Susan Granger’s review of “War Paint” (Nederlander Theatre)
Alphabetically, it’s Christine Ebersole and Patti LuPone as Elizabeth Arden and Helena Rubenstein. Now, if none of these names is familiar to you, this should not be your Broadway destination.
But if you’re eager to see two dueling divas conquer the cosmetics industry. Run to the box-office.
Their story began in the mid-1930s, when women realized that a freshly scrubbed face could be chemically enhanced, giving birth to the cosmetics industry.

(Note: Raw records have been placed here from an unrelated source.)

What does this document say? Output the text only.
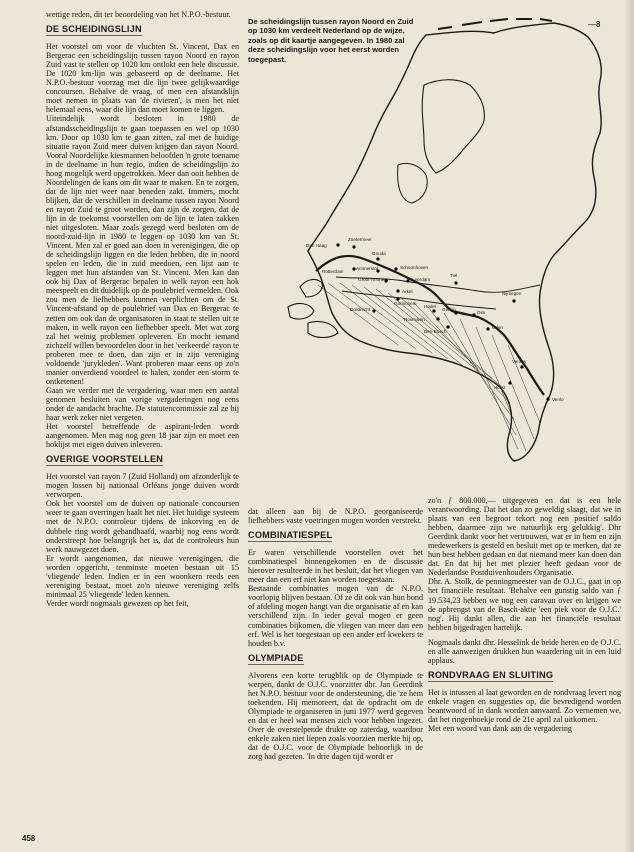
wettige reden, dit ter beoordeling van het N.P.O.-bestuur.

DE SCHEIDINGSLIJN

Het voorstel om voor de vluchten St. Vincent, Dax en Bergerac een scheidingslijn tussen rayon Noord en rayon Zuid vast te stellen op 1020 km ontlokt een hele discussie. De 1020 km-lijn was gebaseerd op de deelname. Het N.P.O.-bestuur voorzag met die lijn twee gelijkwaardige concoursen. Behalve de vraag, of men een afstandslijn moet nemen in plaats van 'de rivieren', is men het niet helemaal eens, waar die lijn dan moet komen te liggen.

Uiteindelijk wordt besloten in 1980 de afstandsscheidingslijn te gaan toepassen en wel op 1030 km. Door op 1030 km te gaan zitten, zal met de huidige situatie rayon Zuid meer duiven krijgen dan rayon Noord. Vooral Noordelijke kiesmannen beloofden 'n grote toename in de deelname in hun regio, indien de scheidingslijn zo hoog mogelijk werd opgetrokken. Meer dan ooit hebben de Noordelingen de kans om dit waar te maken. En te zorgen, dat de lijn niet weer naar beneden zakt. Immers, mocht blijken, dat de verschillen in deelname tussen rayon Noord en rayon Zuid te groot worden, dan zijn de zorgen, dat de lijn in de toekomst voorstellen om de lijn te laten zakken niet uitgesloten. Maar zoals gezegd werd besloten om de noord-zuid-lijn in 1980 te leggen op 1030 km van St. Vincent. Men zal er goed aan doen in verenigingen, die op de scheidingslijn liggen en die leden hebben, die in noord spelen en leden, die in zuid meedoen, een lijst aan te leggen met hun afstanden van St. Vincent. Men kan dan ook bij Dax of Bergerac bepalen in welk rayon een hok meespeelt en dit duidelijk op de poulebrief vermelden. Ook zou men de liefhebbers kunnen verplichten om de St. Vincent-afstand op de poulebrief van Dax en Bergerac te zetten om ook dan de organisatoren in staat te stellen uit te maken, in welk rayon een liefhebber speelt. Met wat zorg zal het weinig problemen opleveren. En mocht iemand zichzelf willen bevoordelen door in het 'verkeerde' rayon te proberen mee te doen, dan zijn er in zijn vereniging voldoende 'jurykleden'. Want proberen maar eens op zo'n manier onverdiend voordeel te halen, zonder een storm te ontketenen!

Gaan we verder met de vergadering, waar men een aantal genomen besluiten van vorige vergaderingen nog eens onder de aandacht brachte. De statutencommissie zal ze bij haar werk zeker niet vergeten.

Het voorstel betreffende de aspirant-leden wordt aangenomen. Men mag nog geen 18 jaar zijn en moet een hoklijst met eigen duiven inleveren.

OVERIGE VOORSTELLEN

Het voorstel van rayon 7 (Zuid Holland) om afzonderlijk te mogen lossen bij nationaal Orléans jonge duiven wordt verworpen.

Ook het voorstel om de duiven op nationale concoursen weer te gaan overringen haalt het niet. Het huidige systeem met de N.P.O. controleur tijdens de inkorving en de dubbele ring wordt gehandhaafd, waarbij nog eens wordt onderstreept hoe belangrijk het is, dat de controleurs hun werk nauwgezet doen.

Er wordt aangenomen, dat nieuwe verenigingen, die worden opgericht, tenminste moeten bestaan uit 15 'vliegende' leden. Indien er in een woonkern reeds een vereniging bestaat, moet zo'n nieuwe vereniging zelfs minimaal 25 'vliegende' leden kennen.

Verder wordt nogmaals gewezen op het feit,

De scheidingslijn tussen rayon Noord en Zuid op 1030 km verdeelt Nederland op de wijze, zoals op dit kaartje aangegeven. In 1980 zal deze scheidingslijn voor het eerst worden toegepast.
Den Haag
Zoetermeer
Gouda
Rotterdam
Ammerstol	Schoonhoven
Groot-Ammers	Leerdam
Tiel
Arkel
Gorinchem
Nijmegen
Dordrecht
Hedel
Geffen
Oss
Rosmalen
Den Bosch
Uden
Venray
Horst
Venlo
—8

dat alleen aan bij de N.P.O. georganiseerde liefhebbers vaste voetringen mogen worden verstrekt.

COMBINATIESPEL

Er waren verschillende voorstellen over het combinatiespel binnengekomen en de discussie hierover resulteerde in het besluit, dat het vliegen van meer dan een erf niet kan worden toegestaan.

Bestaande combinaties mogen van de N.P.O. voorlopig blijven bestaan. Of ze dit ook van hun bond of afdeling mogen hangt van die organisatie af en kan verschillend zijn. In ieder geval mogen er geen combinaties bijkomen, die vliegen van meer dan een erf. Wel is het toegestaan op een ander erf kwekers te houden b.v.

OLYMPIADE

Alvorens een korte terugblik op de Olympiade te werpen, dankt de O.J.C. voorzitter dhr. Jan Geerdink het N.P.O. bestuur voor de ondersteuning, die 'ze hem toekenden. Hij memoreert, dat de opdracht om de Olympiade te organiseren in juni 1977 werd gegeven en dat er heel wat mensen zich voor hebben ingezet. Over de overstelpende drukte op zaterdag, waardoor enkele zaken niet liepen zoals voorzien merkte hij op, dat de O.J.C. voor de Olympiade behoorlijk in de zorg had gezeten. 'In drie dagen tijd wordt er

zo'n ƒ 800.000,— uitgegeven en dat is een hele verantwoording. Dat het dan zo geweldig slaagt, dat we in plaats van een begroot tekort nog een positief saldo hebben, daarmee zijn we natuurlijk erg gelukkig'. Dhr Geerdink dankt voor het vertrouwen, wat er in hem en zijn medewerkers is gesteld en besluit met op te merken, dat ze hun best hebben gedaan en dat niemand meer kan doen dan dat. En dat hij het met plezier heeft gedaan voor de Nederlandse Postduivenhouders Organisatie.

Dhr. A. Stolk, de penningmeester van de O.J.C., gaat in op het financiële resultaat. 'Behalve een gunstig saldo van ƒ 19.534,23 hebben we nog een caravan over en krijgen we de opbrengst van de Basch-aktie 'een piek voor de O.J.C.' nog'. Hij dankt allen, die aan het financiële resultaat hebben bijgedragen hartelijk.

Nogmaals dankt dhr. Hesselink de beide heren en de O.J.C. en alle aanwezigen drukken hun waardering uit in een luid applaus.

RONDVRAAG EN SLUITING

Het is intussen al laat geworden en de rondvraag levert nog enkele vragen en suggesties op, die bevredigend worden beantwoord of in dank worden aanvaard. Zo vernemen we, dat het ringenboekje rond de 21e april zal uitkomen.

Met een woord van dank aan de vergadering

458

In Manhattan, Elizabeth Arden’s “Red Door” warmly welcomed sophisticated socialites, as genteel Miss Arden, a Canadian WASP, dispensed eternal youth in pretty, pristine, rose-petal pink packages that, admittedly, cost more than the lotions they contained.
But then formidable Helena Rubenstein, a heavily-accented Polish Jew, returned from Europe with her own innovative, scientifically formulated rejuvenation creams.
Both were determined that American women should put their “Best Face Forward.”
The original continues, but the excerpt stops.